The project was running. He traveled to eight or nine institutions in five countries, in his quest to record species of animals that were often thought of as silent. He recorded fifty species of turtle, as well as caecilians, tuatara (a reptile currently found only in New Zealand) and lungfish (fish that can breathe air).

And it turns out, no one Some of them were silent. “Actually, every animal I recorded was making sounds,” says Jorgewich Cohen.

He says the findings point to a common ancestor about 407 million years ago.

“Sometimes it’s surprising that we still don’t know much about things that are not necessarily uncommon but that live with us,” says Neil Kelly, a paleontologist at Vanderbilt University.

Kelly says the paper’s conclusion, mapping these sounds on the evolutionary tree, makes sense. He notes that there have been unique challenges in trying to study animal sounds over millions of years.

“It’s very difficult to trace that in the fossil record, because it is clear that sounds do not fossilize, and most acoustic equipment is based on soft tissue,” he notes.
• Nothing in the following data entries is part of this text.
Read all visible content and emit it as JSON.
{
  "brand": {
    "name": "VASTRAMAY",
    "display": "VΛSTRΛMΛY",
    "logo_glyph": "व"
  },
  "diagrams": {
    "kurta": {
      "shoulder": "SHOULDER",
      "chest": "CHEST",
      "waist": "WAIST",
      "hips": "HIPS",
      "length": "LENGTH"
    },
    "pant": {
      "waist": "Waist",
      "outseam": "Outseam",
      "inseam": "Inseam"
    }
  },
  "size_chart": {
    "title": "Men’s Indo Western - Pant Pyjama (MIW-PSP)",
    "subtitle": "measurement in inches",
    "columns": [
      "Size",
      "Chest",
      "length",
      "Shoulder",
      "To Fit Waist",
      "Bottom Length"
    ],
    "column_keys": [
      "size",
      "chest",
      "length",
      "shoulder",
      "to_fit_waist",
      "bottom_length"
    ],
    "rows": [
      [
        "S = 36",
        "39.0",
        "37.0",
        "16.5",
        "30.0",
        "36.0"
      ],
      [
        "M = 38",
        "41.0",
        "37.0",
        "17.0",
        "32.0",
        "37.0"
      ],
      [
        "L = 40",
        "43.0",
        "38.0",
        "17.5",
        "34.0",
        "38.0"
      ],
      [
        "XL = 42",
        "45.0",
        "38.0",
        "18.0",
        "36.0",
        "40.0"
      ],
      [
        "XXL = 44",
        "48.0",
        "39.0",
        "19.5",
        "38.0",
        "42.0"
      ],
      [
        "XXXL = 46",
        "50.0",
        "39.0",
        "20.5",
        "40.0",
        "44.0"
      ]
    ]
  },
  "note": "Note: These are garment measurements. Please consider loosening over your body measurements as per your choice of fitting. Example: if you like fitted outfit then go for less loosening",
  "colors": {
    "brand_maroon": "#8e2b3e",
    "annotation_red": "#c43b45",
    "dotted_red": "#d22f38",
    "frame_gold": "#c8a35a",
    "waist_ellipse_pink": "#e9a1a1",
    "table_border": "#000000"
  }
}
It is important to note that sound production and hearing are two different things. Snakes, for example, are famous for their hissing sounds. But they are not thought to be able to hear themselves – or each other – hissing.

John Wiens, professor of ecology and evolutionary biology at the University of Arizona, says that a tortoise’s making of sounds doesn’t necessarily mean that it communicates in this way.

“I think there’s some confusion between making sounds and communicating with voice,” he says of the paper.

Jorgewich Cohen says that although the research team isn’t sure what all the sounds they collected mean, they used several strategies to identify the sounds used to communicate – including using cameras to associate sounds with behaviors that could show some kind of intent, and only include the sounds that are It is frequently produced and appears to be related to social behaviour.

Wiens says recording these sounds is an important step toward greater understanding.

“If you don’t record and report these sounds, there is no reason for anyone to study vocal communication in these things,” he says. “You don’t even know they’re making sounds.”

The next step, he says, is to find out what these animals might actually say.